Agriculture

The availability of farm and ranch land at low prices was a major draw for settlers in Kansas Territory. Optimism abounded that Kansas would become a favored agricultural region. Many of the Bogus Legislators listed themselves as farmers on the rolls and interest in agriculture was high among them. Without any opposition, they passed an "Act to Encourage Agriculture in the Territory." [House Journal, 297] Nothing came of the effort, however, nor of the free-state "Kansas Agricultural Society" founded in Topeka in 1857. Persistent unsettled political conditions, and a severe drought of 1860 that caused 30,000 settlers to leave the territory, delayed serious efforts at agriculture in Kansas. Agriculture continued at a subsistence level until well after statehood. The Kansas State Board of Agriculture, as part of the state government, was not established until 1872. [Blackmar, History, Vol. 1, 39]
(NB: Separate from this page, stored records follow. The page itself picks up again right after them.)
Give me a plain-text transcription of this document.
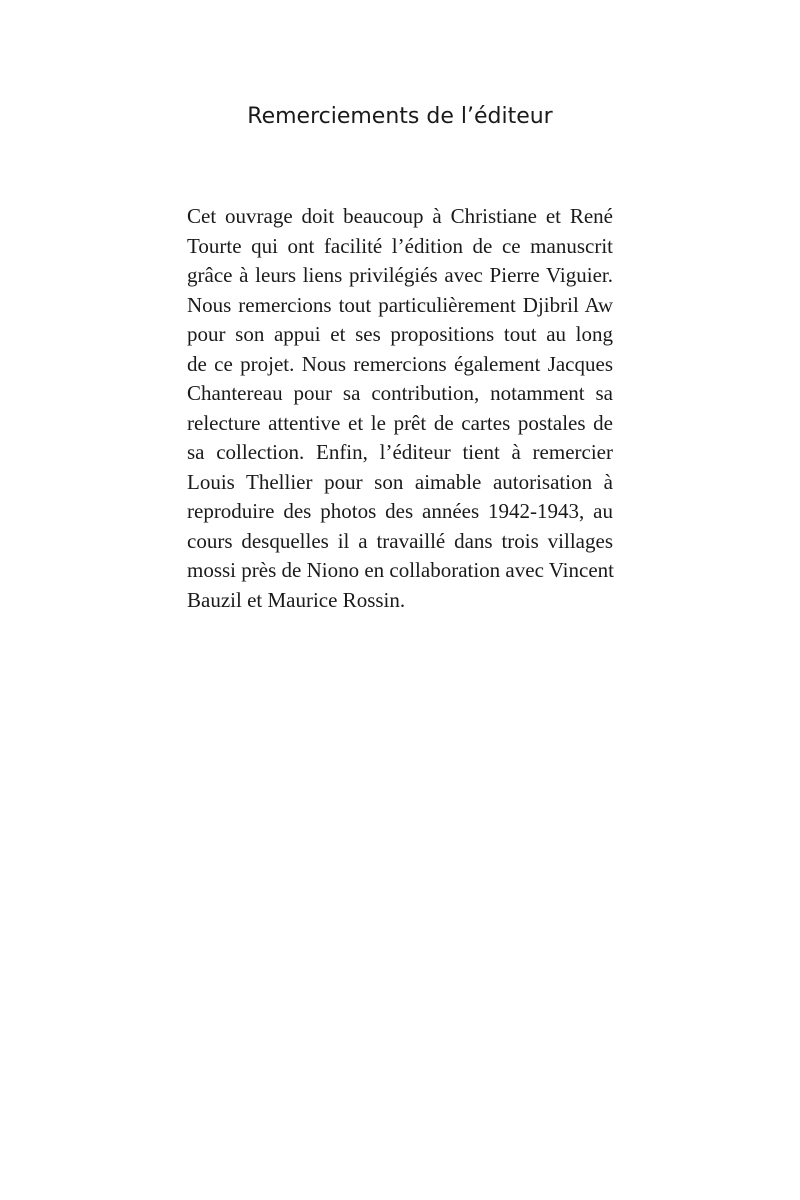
Remerciements de l’éditeur

Cet ouvrage doit beaucoup à Christiane et René
Tourte qui ont facilité l’édition de ce manuscrit
grâce à leurs liens privilégiés avec Pierre Viguier.
Nous remercions tout particulièrement Djibril Aw
pour son appui et ses propositions tout au long
de ce projet. Nous remercions également Jacques
Chantereau pour sa contribution, notamment sa
relecture attentive et le prêt de cartes postales de
sa collection. Enfin, l’éditeur tient à remercier
Louis Thellier pour son aimable autorisation à
reproduire des photos des années 1942-1943, au
cours desquelles il a travaillé dans trois villages
mossi près de Niono en collaboration avec Vincent
Bauzil et Maurice Rossin.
Great Seal of the State of Kansas,
Adopted in 1861.

Agriculture is represented as the basis of the future prosperity of the state by a man plowing with a pair of horses.
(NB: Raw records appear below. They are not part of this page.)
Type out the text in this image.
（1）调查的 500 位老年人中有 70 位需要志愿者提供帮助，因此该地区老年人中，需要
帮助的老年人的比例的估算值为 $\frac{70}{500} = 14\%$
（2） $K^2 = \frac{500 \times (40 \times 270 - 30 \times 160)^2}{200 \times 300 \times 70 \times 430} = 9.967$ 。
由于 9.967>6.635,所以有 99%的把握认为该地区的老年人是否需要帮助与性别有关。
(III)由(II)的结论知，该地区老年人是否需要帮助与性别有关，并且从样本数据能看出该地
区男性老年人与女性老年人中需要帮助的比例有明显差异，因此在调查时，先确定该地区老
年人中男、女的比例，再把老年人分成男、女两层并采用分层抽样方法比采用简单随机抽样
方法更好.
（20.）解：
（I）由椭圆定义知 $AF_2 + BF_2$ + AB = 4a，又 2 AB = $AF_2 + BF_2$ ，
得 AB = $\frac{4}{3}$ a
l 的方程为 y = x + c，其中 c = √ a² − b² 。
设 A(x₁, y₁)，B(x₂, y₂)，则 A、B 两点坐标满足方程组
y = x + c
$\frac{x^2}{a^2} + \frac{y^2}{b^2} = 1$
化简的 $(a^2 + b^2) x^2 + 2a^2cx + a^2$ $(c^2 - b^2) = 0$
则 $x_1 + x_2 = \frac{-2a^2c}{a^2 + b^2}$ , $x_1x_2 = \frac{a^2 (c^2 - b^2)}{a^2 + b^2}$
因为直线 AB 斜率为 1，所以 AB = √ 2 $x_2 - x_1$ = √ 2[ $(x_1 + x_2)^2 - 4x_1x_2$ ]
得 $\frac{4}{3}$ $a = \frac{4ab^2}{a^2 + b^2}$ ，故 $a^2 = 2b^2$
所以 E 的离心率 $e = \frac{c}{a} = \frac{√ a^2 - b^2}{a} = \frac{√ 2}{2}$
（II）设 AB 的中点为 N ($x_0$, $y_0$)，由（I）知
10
Several bills in the Bogus Legislature concerned livestock. An act to control stray cattle was passed [House Journal, 225] as was an act to control stallions running at large. [House Journal, 300] However, a bill to establish a system of marks and brands was rejected. [House Journal, 298] Also rejected by a vote of 17 to 8 in the House was a bill to "Encourage the Destruction of Wolves, etc." [House Journal, 86] Although predatory wolves and coyotes posed problems for Kansas ranchers, bounties were not offered until 1869 and no general legislation was passed until 1877, when bounties were set at $1 for the scalp of each wolf, coyote, wild-cat or fox killed and five cents for each rabbit. [Blackmar, History, Vol. 1, 220]

Grazing land was the subject of two bills. An "Act to Prevent Non-Residents Grazing Stock" was passed, after an amendment requiring all stock brought into the territory have a herder. [House Journal, 179, 262] Transient cattle were fattened on the rich bluestem grasses of the Kansas Flint Hills by importation of steers and heifers from outside the region for the pasture season at least as early as 1856. [Hoy, Cowboys, 5] The grasslands of Kansas became very important after the Civil War as railroads pushed west and cattle were driven up from the southern plains. As many as 600,000 cattle per year were shipped from Abilene to Chicago between 1867 and 1871. [Ham, Rise of the Wheat State, 74]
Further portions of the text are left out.